V21D-02: Long-term monitoring on active volcanoes. Time relationship between surface variations of temperature and changes of energy release from magmatic sources, verified by multi-parameter and interdisciplinary comparisons

Abstract

The longest records of temperature data from active volcanoes in southern Italy are presented. One dataset comes from continuous monitoring of fumaroles temperature of la Fossa cone of Vulcano (Aeolian Islands), it runs from 1990 to 2014, but the first measurements started in 1984. Another dataset is from thermal aquifers of Mount Etna volcano, since 1989 the acquisition period has been one month, more recently data with hourly frequency are registered on the continuous monitoring network.

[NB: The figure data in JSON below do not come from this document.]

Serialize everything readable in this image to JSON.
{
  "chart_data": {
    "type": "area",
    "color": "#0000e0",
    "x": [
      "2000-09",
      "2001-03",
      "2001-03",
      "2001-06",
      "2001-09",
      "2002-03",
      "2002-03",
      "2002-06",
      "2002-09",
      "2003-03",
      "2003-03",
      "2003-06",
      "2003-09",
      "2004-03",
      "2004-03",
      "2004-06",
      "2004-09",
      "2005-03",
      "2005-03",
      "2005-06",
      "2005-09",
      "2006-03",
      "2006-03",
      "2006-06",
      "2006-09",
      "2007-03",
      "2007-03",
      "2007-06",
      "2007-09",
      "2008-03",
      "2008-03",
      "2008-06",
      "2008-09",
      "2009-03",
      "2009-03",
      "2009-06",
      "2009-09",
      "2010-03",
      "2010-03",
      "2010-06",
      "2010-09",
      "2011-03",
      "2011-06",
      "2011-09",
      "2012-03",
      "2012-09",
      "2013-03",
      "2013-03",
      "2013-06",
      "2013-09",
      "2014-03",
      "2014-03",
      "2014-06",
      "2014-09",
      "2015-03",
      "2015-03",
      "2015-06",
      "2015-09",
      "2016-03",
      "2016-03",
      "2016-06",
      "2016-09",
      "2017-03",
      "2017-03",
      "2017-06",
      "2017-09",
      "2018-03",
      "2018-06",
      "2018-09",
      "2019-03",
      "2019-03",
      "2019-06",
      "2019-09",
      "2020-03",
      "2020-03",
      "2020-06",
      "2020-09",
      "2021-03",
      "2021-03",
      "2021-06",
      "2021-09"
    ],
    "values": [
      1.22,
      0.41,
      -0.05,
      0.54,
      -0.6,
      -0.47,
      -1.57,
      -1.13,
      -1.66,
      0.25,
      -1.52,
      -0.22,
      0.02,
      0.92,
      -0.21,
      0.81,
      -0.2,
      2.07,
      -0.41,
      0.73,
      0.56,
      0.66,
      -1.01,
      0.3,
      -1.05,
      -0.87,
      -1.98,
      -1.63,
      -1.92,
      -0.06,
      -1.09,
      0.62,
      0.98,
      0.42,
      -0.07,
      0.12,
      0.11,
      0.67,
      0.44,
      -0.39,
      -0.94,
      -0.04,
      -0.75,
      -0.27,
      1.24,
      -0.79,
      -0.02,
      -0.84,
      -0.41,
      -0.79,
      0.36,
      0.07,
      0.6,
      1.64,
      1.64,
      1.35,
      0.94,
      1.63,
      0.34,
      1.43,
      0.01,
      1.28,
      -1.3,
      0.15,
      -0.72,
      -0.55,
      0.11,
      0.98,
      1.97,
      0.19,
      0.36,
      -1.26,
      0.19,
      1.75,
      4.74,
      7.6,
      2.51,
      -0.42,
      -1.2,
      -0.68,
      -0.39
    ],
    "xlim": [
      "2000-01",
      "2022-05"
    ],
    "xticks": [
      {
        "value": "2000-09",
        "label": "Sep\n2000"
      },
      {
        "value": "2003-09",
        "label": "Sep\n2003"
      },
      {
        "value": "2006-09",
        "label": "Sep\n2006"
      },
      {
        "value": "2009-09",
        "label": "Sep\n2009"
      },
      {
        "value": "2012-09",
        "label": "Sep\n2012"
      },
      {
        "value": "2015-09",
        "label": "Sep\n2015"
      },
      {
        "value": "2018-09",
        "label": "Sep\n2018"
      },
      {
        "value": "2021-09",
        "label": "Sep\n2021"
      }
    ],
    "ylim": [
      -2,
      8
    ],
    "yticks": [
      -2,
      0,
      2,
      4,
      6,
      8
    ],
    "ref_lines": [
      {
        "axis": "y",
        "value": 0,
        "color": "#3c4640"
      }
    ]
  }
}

Both monitoring systems are still ongoing. In 1984 at Vulcano the monitoring of fumaroles suffered of a pioneering approach, our technicians faced for the first time with extreme condition, absence of energy power, temperature range covering up to 2 order of magnitude (from normal ambient to several hundreds °C), steam, corrosive acidic fluids released by fumaroles (Sulphur and Chlorine compounds, Carbon dioxide). The experience matured in the high temperature fumarole field of Vulcano can be useful to support new surveillance programs on other volcanoes around the world. Time series analysis applied to fumaroles temperature highlighted the cyclic character of the main observed variations and major trends, lasting some years. Long term monitoring allowed comparisons of many temperature subsets with other validated geochemical and geophysical dataseries and highlighted common source mechanisms accounting for endogenous processes. Changes in the magma source and/or seismo-tectonic activity are the primary causes of the main time variations. A similar comparative approach has been applied to time series of temperature data recorded on Etna volcano. Time relationships have been found with the eruptive activity, particularly with the emission rates of volcanic products, although the monitoring sites are far from the eruptive vents. The collected data show confirmation about the effectiveness of the geochemical approach to follow in real time changes from the source, even being far from estimation of magmatic energy release retrieved by surface temperature monitoring.